Syanpse Fall 2019

Henry Ford Hospital Neurosurgery Synapse Newsletter
FALL 2019 Refer a patient (313) 916-1340

FACULTY SPOTLIGHT:
The latest in brain tumor treatment: Q&A with Dr. Ian Lee

Dr. Lee received fellowship training in Neurosurgical Oncology at the University of Texas, MD Anderson Cancer Center. He has pioneered innovative technologies for safer, aggressive brain and spinal tumor resection and currently serves in many leadership positions at Henry Ford, including co-director of the Hermelin Brain Tumor Center.

IAN LEE, M.D.

FOCUS AREAS
Brain and spine tumor resection

Neurotrauma

von Hippel Lindau VHL syndrome

 

ACADEMIC POSITIONS
Co-director, Hermelin Brain Tumor Center

Director, Spinal Neuro-oncology

Co-director, Intraoperative MRI

Senior Staff Neurosurgeon

 

SELECT HONORS
2018 Asian Pacific American Chamber of Commerce Salute to Excellence Award

2018 Hour Detroit Innovation of Care Award Winning Team

2016-2019 Hour Detroit Top Docs

Q: WHAT'S CHANGED MOST SINCE THE TIME OF YOUR TRAINING?

We have more minimally invasive treatments available. We have newer methods of visualizing functional anatomy, so we can better work around language, motor function and other important centers of the brain. White matter tractography through diffusion tensor imaging allows us to define safer corridors to access deep tumors. Real-time imaging through intraoperative MRI allows us to maximize resection safely as well as do other types of surgery that rely on real-time imaging, such as laser ablation. With all of these techniques, and now for the spine, as well, we can operate on formerly inoperable tumors, do more complete resections and cut recovery time.

Q: WHAT ABOUT THE PERSONAL TOUCH?

The surgeon’s hands-on experience is still the important element. Knowing where the tumor is located is only part of it. There’s an interplay with what you see in the tumor, and integrating it with anatomic and functional anatomical knowledge.

Q: HOW HAS PRECISION MEDICINE CHANGED TUMOR TREATMENT?
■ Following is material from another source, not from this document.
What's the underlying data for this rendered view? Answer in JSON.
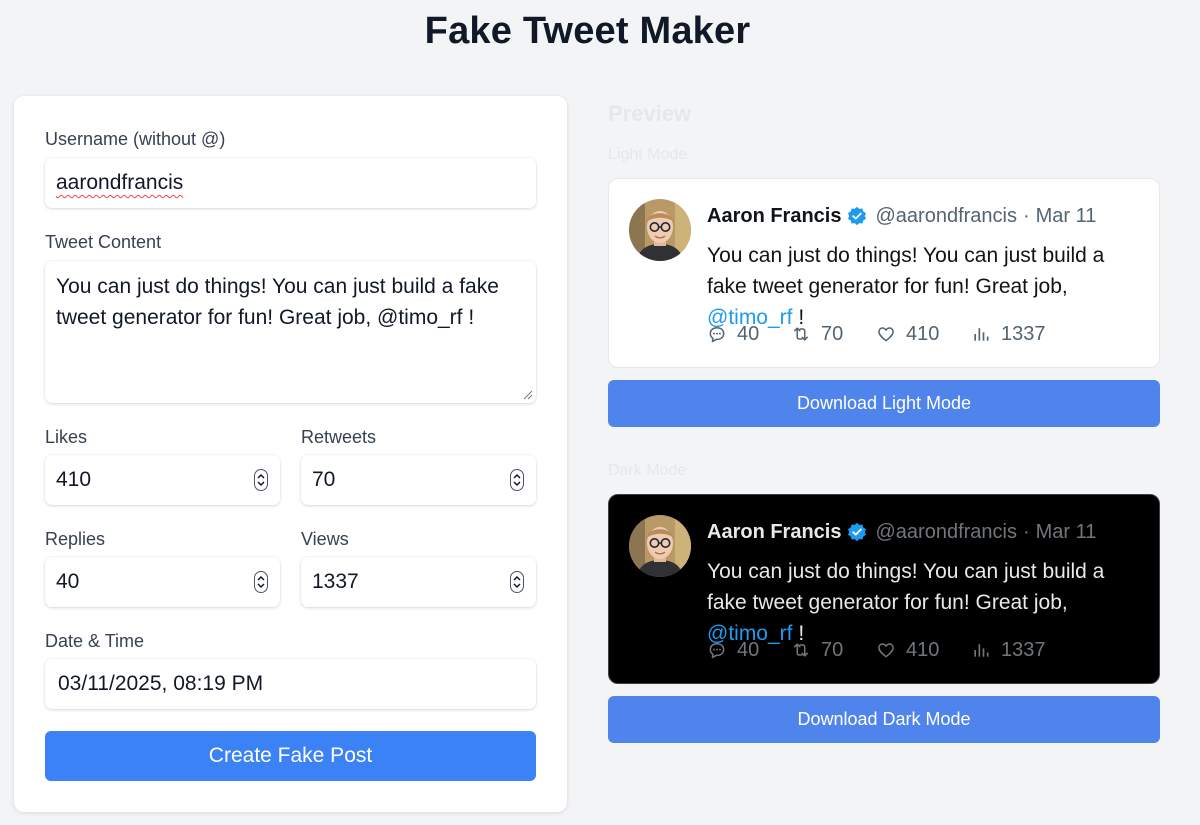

Precision medicine uses specific, individual genetic markers to diagnose patients, before developing treatment options that work on a molecular level. The pace has increased, and now we can sequence an entire genome in days. With this advancement and with the tissue samples in our Tumor Bank, we are learning a lot more about genetics of these tumors, which can help us develop new sets of markers to help with prognosis and treatment. These types of studies as well as trials like 5-ALA will ultimately help to drive better treatments.

Q: WHY IS 5-ALAA A GAME CHANGER?

It’s been the standard of care in Europe for over 10 years, but is new in the United States. 5-ALA is a natural chemical your body produces that fluoresces pink under blue light. Tumor cells take it up preferentially, so it causes the tumor to light up pink, making surgery almost like a paint by numbers to show you where the tumor is. This is important, because to the naked eye, tumors can be hard to differentiate from the surrounding, more normal tissue.

Q: WHAT CHALLENGES REMAIN IN BRAIN TUMOR TREATMENT?

We’re pretty close with how aggressive we can be with surgery, and it’s an integral part, but on its own it’s not curative. There’s more work to be done in finding the balance between precision in tumor resection, while preserving neurological function and quality of life.

Q: WHAT'S NEXT FOR THE CENTER

An even greater focus on precision medicine. Continued advancements in making surgery less invasive, and better integrating surgery with other treatments. Liquid biopsies to diagnose tumors noninvasively through urine, blood and spinal fluid, which is something that we’re researching at Hermelin.